El trabajo sí era una preocupación. Cuando Annabelle conoció a Kenji, acaba de empezar un máster en Biblioteconomía. Soñaba con ser bibliotecaria desde pequeña, cuando la Biblioteca Pública había sido su refugio. Hija única, los libros eran sus mejores amigos. Su madre no había sido una gran lectora y su padrastro era un borracho, pero los bibliotecarios siempre habían sido amables con ella. Se puso loca de contento cuando la aceptaron en el máster, pero entonces se quedó embarazada de Benny. Con una criatura en camino, sabía que sería difícil salir adelante solo con lo que ganaba Kenji tocando, de manera que aceptó un trabajo en la sucursal regional de una agencia nacional de seguimiento de medios de comunicación y allí continuaba. Era lectora en el Departamento de Prensa Escrita.
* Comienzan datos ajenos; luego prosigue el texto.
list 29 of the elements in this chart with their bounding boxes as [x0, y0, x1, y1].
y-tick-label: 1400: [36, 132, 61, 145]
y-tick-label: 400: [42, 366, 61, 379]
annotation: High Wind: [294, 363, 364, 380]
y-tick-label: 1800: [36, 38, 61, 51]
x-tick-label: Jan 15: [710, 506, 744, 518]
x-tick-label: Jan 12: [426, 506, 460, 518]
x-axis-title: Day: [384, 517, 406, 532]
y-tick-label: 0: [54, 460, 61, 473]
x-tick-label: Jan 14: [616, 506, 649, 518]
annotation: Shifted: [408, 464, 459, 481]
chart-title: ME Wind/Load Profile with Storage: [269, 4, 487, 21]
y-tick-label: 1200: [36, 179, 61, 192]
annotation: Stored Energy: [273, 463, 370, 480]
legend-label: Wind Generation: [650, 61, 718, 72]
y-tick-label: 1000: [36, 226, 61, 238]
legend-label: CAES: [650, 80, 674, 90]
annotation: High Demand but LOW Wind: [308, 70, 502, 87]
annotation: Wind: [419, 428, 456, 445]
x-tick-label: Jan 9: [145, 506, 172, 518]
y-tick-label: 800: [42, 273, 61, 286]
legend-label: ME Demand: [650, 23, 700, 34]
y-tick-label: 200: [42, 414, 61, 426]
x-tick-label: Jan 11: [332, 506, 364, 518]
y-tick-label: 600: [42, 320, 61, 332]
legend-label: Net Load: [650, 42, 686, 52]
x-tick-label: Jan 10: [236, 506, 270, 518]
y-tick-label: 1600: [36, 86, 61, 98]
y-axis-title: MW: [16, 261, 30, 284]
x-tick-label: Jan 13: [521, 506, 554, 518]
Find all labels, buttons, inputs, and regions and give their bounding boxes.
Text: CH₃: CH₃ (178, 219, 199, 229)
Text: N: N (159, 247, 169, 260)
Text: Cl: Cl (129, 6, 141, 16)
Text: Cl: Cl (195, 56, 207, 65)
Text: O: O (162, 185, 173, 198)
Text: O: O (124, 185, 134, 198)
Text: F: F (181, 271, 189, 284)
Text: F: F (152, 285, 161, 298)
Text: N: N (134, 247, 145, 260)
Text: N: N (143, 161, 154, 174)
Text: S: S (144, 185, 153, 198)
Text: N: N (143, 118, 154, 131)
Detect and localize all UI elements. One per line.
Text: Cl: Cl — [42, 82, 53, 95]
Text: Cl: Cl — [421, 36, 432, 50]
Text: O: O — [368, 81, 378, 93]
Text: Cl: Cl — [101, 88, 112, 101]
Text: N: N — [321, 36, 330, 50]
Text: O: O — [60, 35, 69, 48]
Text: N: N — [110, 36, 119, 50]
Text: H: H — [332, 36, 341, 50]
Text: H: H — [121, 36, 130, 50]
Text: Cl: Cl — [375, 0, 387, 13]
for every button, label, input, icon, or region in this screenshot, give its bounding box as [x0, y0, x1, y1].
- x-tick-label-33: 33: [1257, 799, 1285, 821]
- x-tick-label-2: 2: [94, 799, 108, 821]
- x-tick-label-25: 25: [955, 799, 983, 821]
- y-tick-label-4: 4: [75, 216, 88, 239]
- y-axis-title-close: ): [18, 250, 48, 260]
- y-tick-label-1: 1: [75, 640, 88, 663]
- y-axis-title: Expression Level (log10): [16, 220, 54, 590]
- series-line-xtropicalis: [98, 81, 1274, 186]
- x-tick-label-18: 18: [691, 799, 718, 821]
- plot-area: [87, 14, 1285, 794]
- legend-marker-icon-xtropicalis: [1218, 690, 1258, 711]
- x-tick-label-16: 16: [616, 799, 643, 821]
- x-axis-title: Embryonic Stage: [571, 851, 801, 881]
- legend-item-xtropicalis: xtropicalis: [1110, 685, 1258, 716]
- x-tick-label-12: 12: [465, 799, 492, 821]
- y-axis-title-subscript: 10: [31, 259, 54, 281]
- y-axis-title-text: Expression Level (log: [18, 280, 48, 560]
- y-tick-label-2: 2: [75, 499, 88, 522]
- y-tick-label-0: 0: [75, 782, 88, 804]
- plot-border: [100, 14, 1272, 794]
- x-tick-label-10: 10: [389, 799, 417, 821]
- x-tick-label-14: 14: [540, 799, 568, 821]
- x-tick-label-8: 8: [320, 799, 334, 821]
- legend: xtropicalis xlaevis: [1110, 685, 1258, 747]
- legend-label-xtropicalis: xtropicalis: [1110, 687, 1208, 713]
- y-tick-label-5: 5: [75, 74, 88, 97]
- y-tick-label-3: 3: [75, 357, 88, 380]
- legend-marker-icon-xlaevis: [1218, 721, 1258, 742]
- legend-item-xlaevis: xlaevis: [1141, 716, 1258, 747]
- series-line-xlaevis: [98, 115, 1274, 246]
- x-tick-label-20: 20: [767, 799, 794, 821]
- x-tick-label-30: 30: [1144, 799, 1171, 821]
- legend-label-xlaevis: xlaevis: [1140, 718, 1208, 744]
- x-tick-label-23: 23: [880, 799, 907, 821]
Su trabajo consistía en leer en diagonal todos los periódicos locales y estatales que llegaban a la oficina cada mañana y a continuación recortar los artículos relacionados con las áreas de negocio de los clientes para enviárselos. Los clientes eran empresas, partidos políticos y grupos de presión, y los artículos trataban sobre todo de política local, cuestiones ambientales e industrias biorregionales: silvicultura, pesca, petróleo, carbón, gas, extracción de recursos, control de armas y elecciones estatales y municipales. Los tipos de la oficina que hacían el seguimiento de la televisión, la radio y los medios de comunicación en línea no eran demasiado divertidos. Lo que hacía el trabajo agradable eran las otras Damas de la Tijera.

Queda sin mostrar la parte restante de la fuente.